Flow In Creative Pursuits
Flow is perhaps most often associated with creativity. For example, a writer experiencing a state of flow may become so immersed in their work that time passes without them even noticing. The words flow easily and quickly. An artist might spend hours working on a painting, and emerge with a great deal of progress that seemed to fly by quickly.
Flow in Education
Csíkszentmihályi has suggested that overlearning a skill or concept can help people experience flow. Another critical concept in his theory is the idea of slightly extending oneself beyond one's current ability level. This slight stretching of one's current skills can help the individual experience flow.
Flow in Sports
Engaging in a challenging athletic activity that is doable but presents a slight stretching of your abilities is a good way to achieve flow. Sometimes described by being "in the zone," reaching this state of flow allows an athlete to experience a loss of self-consciousness and a sense of complete mastery of the performance.
Flow in the Workplace
Flow can also occur when workers are engaged in tasks where they are able to focus entirely on the project at hand. For example, a writer might experience this while working on a novel or a graphic designer might achieve flow while working on a website illustration.
Flow often happens during creative activities and athletic pursuits. But flow states aren't just something experienced by artists, writers, or athletes. Flow can happen anytime a person is deeply engaged in a task, including during learning activities and work-related projects.
HOW TO ACHIEVE FLOW
So what can you do to increase your chances of achieving flow? Try the following:
- Set clear goals: In his book, Csíkszentmihályi explains that flow is likely to occur when an individual is faced with a task that has clear goals that require specific responses. A game of chess is a good example of when a flow state might occur. For the duration of a competition, the player has very specific goals and responses, allowing attention to be focused entirely on the game during the period of play.
- Eliminate distractions: It's more difficult to experience flow if there are things in your environment competing for your attention. Try reducing distracting things in your environment so you can fully focus on the task at hand.
- Add an element of challenge: "Flow also happens when a person's skills are fully involved in overcoming a challenge that is just about manageable, so it acts as a magnet for learning new skills and increasing challenges," Csíkszentmihályi explains. "If challenges are too low, one gets back to flow by increasing them.
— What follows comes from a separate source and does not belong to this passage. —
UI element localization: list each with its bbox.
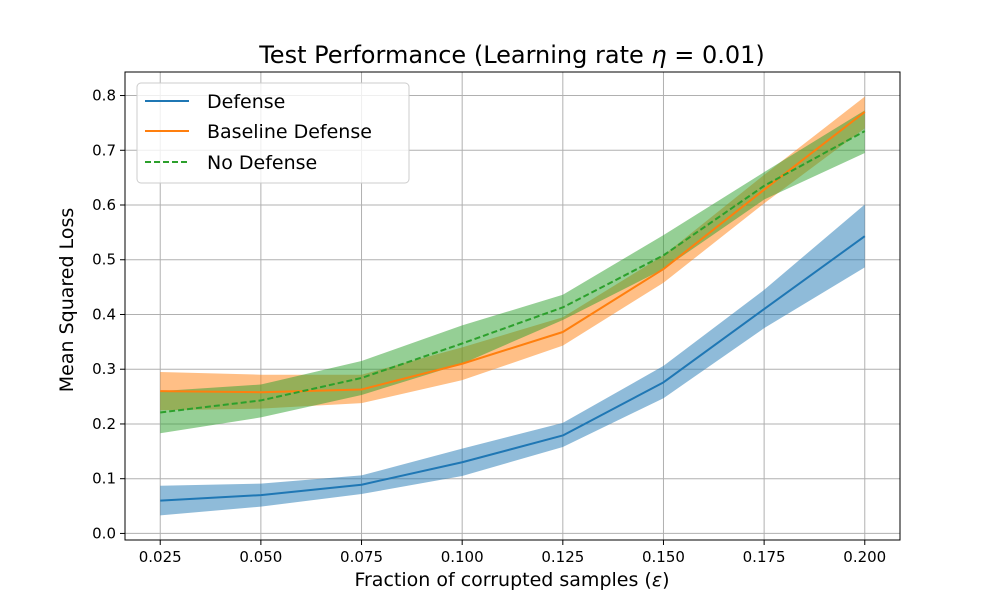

If challenges are too great, one can return to the flow state by learning new skills."
- Choose something you enjoy: You aren't likely to achieve flow if you are doing something you truly dislike. Focus on trying to achieve flow while working on something you love
Having a specific goal, choosing a task that is moderately challenging, pursuing an enjoyable project, and minimising the distractions around you can all help you better achieve a state of flow.